Palestinian Beetroot Soup

Recipe

Palestinian Beetroot Soup

Beetroot Delight: A Palestinian Twist on a Russian Classic

This Palestinian adaptation of the traditional Russian Borsch brings a vibrant and flavorful twist to the table. Combining the earthy sweetness of beetroots with Middle Eastern spices, this soup is a delightful blend of cultures.

Jan Dec

20 minutes

30 minutes

50 minutes

4 servings

Easy

Vegetarian, Vegan, Gluten-free, Dairy-free, Nut-free

N/A

Paleo, Keto, Low-carb, High-protein, Atkins

Ingredients

In this Palestinian adaptation, the traditional Russian Borsch is transformed by incorporating Middle Eastern spices and flavors. The original recipe typically includes ingredients like cabbage, potatoes, and beef, which are replaced with beetroots, carrots, and a vegetable broth in the Palestinian version. The use of Middle Eastern spices such as cumin, coriander, and cinnamon adds a unique twist to the flavor profile, giving it a distinct Palestinian touch. We alse have the original recipe for Borsch, so you can check it out.

Nutrition

  • Calories (kcal / KJ): 150 kcal / 628 KJ
  • Fat (total, saturated): 2g, 0g
  • Carbohydrates (total, sugars): 30g, 15g
  • Protein: 4g
  • Fiber: 6g
  • Salt: 1g

Preparation

  1. 1.
    In a large pot, heat some olive oil over medium heat. Add the chopped onion and minced garlic, and sauté until they turn translucent.
  2. 2.
    Add the grated beetroots and carrots to the pot, and cook for about 5 minutes, stirring occasionally.
  3. 3.
    Pour in the vegetable broth and bring the mixture to a boil. Reduce the heat to low and let it simmer for about 20 minutes, or until the vegetables are tender.
  4. 4.
    Add the ground cumin, ground coriander, and ground cinnamon to the pot. Stir well to combine.
  5. 5.
    Remove the pot from the heat and let the soup cool slightly. Using an immersion blender or a regular blender, puree the soup until smooth.
  6. 6.
    Return the soup to the pot and place it back on the stove over low heat. Stir in the lemon juice and season with salt and pepper to taste.
  7. 7.
    Simmer the soup for an additional 5 minutes to allow the flavors to meld together.
  8. 8.
    Serve the Palestinian Beetroot Soup hot, garnished with fresh parsley and mint. Optionally, top each serving with a dollop of yogurt and a sprinkle of sumac.
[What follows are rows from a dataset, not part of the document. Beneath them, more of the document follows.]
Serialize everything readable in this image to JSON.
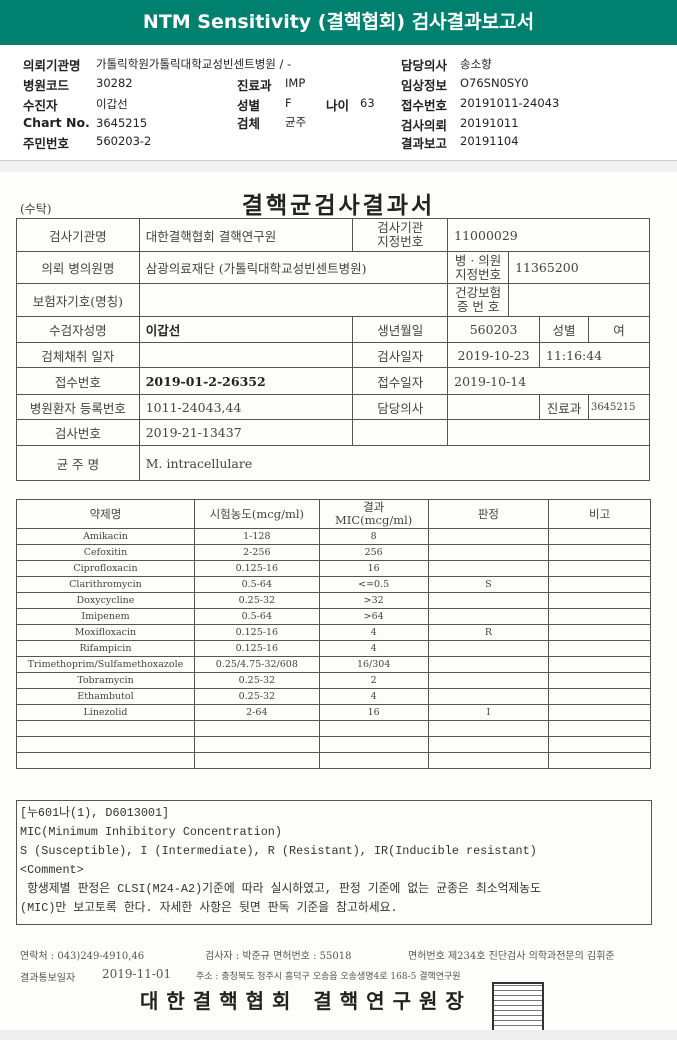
{
  "header": {
    "title": "NTM Sensitivity (결핵협회) 검사결과보고서"
  },
  "info": {
    "request_org_label": "의뢰기관명",
    "request_org": "가톨릭학원가톨릭대학교성빈센트병원 / -",
    "hospital_code_label": "병원코드",
    "hospital_code": "30282",
    "recipient_label": "수진자",
    "recipient": "이갑선",
    "chart_no_label": "Chart No.",
    "chart_no": "3645215",
    "resident_no_label": "주민번호",
    "resident_no": "560203-2",
    "dept_label": "진료과",
    "dept": "IMP",
    "sex_label": "성별",
    "sex": "F",
    "age_label": "나이",
    "age": "63",
    "specimen_label": "검체",
    "specimen": "균주",
    "doctor_label": "담당의사",
    "doctor": "송소향",
    "clinical_label": "임상정보",
    "clinical": "O76SN0SY0",
    "receipt_label": "접수번호",
    "receipt": "20191011-24043",
    "request_date_label": "검사의뢰",
    "request_date": "20191011",
    "report_date_label": "결과보고",
    "report_date": "20191104"
  },
  "doc": {
    "suta": "(수탁)",
    "title": "결핵균검사결과서",
    "r1": {
      "l1": "검사기관명",
      "v1": "대한결핵협회 결핵연구원",
      "l2": "검사기관\n지정번호",
      "v2": "11000029"
    },
    "r2": {
      "l1": "의뢰 병의원명",
      "v1": "삼광의료재단 (가톨릭대학교성빈센트병원)",
      "l2": "병 · 의원\n지정번호",
      "v2": "11365200"
    },
    "r3": {
      "l1": "보험자기호(명칭)",
      "v1": "",
      "l2": "건강보험\n증 번 호",
      "v2": ""
    },
    "r4": {
      "l1": "수검자성명",
      "v1": "이갑선",
      "l2": "생년월일",
      "v2": "560203",
      "l3": "성별",
      "v3": "여"
    },
    "r5": {
      "l1": "검체채취 일자",
      "v1": "",
      "l2": "검사일자",
      "v2": "2019-10-23",
      "v3": "11:16:44"
    },
    "r6": {
      "l1": "접수번호",
      "v1": "2019-01-2-26352",
      "l2": "접수일자",
      "v2": "2019-10-14"
    },
    "r7": {
      "l1": "병원환자 등록번호",
      "v1": "1011-24043,44",
      "l2": "담당의사",
      "v2": "",
      "l3": "진료과",
      "v3": "3645215"
    },
    "r8": {
      "l1": "검사번호",
      "v1": "2019-21-13437"
    },
    "r9": {
      "l1": "균 주 명",
      "v1": "M. intracellulare"
    },
    "drug_table": {
      "headers": [
        "약제명",
        "시험농도(mcg/ml)",
        "결과\nMIC(mcg/ml)",
        "판정",
        "비고"
      ],
      "rows": [
        [
          "Amikacin",
          "1-128",
          "8",
          "",
          ""
        ],
        [
          "Cefoxitin",
          "2-256",
          "256",
          "",
          ""
        ],
        [
          "Ciprofloxacin",
          "0.125-16",
          "16",
          "",
          ""
        ],
        [
          "Clarithromycin",
          "0.5-64",
          "<=0.5",
          "S",
          ""
        ],
        [
          "Doxycycline",
          "0.25-32",
          ">32",
          "",
          ""
        ],
        [
          "Imipenem",
          "0.5-64",
          ">64",
          "",
          ""
        ],
        [
          "Moxifloxacin",
          "0.125-16",
          "4",
          "R",
          ""
        ],
        [
          "Rifampicin",
          "0.125-16",
          "4",
          "",
          ""
        ],
        [
          "Trimethoprim/Sulfamethoxazole",
          "0.25/4.75-32/608",
          "16/304",
          "",
          ""
        ],
        [
          "Tobramycin",
          "0.25-32",
          "2",
          "",
          ""
        ],
        [
          "Ethambutol",
          "0.25-32",
          "4",
          "",
          ""
        ],
        [
          "Linezolid",
          "2-64",
          "16",
          "I",
          ""
        ],
        [
          "",
          "",
          "",
          "",
          ""
        ],
        [
          "",
          "",
          "",
          "",
          ""
        ],
        [
          "",
          "",
          "",
          "",
          ""
        ]
      ]
    },
    "comment": [
      "[누601나(1), D6013001]",
      "MIC(Minimum Inhibitory Concentration)",
      "S (Susceptible), I (Intermediate), R (Resistant), IR(Inducible resistant)",
      "<Comment>",
      " 항생제별 판정은 CLSI(M24-A2)기준에 따라 실시하였고, 판정 기준에 없는 균종은 최소억제농도",
      "(MIC)만 보고토록 한다. 자세한 사항은 뒷면 판독 기준을 참고하세요."
    ],
    "footer": {
      "contact": "연락처 : 043)249-4910,46",
      "examiner": "검사자 : 박준규  면허번호 : 55018",
      "license": "면허번호 제234호 진단검사 의학과전문의 김휘준",
      "report_date_label": "결과통보일자",
      "report_date": "2019-11-01",
      "address": "주소 : 충청북도 청주시 흥덕구 오송읍 오송생명4로 168-5 결핵연구원",
      "signature": "대한결핵협회 결핵연구원장"
    }
  }
}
Treat your ingredients with care...

  • Beetroots — Make sure to wear gloves while handling beetroots to avoid staining your hands. If you prefer a smoother texture, you can grate the beetroots finely or use a blender to puree them before adding them to the soup.

Tips & Tricks

  • For a spicier kick, add a pinch of cayenne pepper or red chili flakes to the soup.
  • If you prefer a creamier texture, stir in some coconut milk or cashew cream before serving.
  • Adjust the lemon juice according to your taste preference. Add more for a tangier flavor or reduce it for a milder taste.
  • Serve the soup with warm pita bread or crusty Palestinian bread for a complete meal.
  • Leftovers can be stored in the refrigerator for up to 3 days. Reheat gently on the stovetop before serving.

Serving advice

Serve the Palestinian Beetroot Soup as a comforting and nutritious main course. Accompany it with a side of warm bread or a fresh salad for a well-rounded meal.

Presentation advice

To enhance the presentation, drizzle a swirl of olive oil on top of each serving and sprinkle some chopped fresh herbs. The vibrant red color of the soup will be beautifully complemented by the green garnish.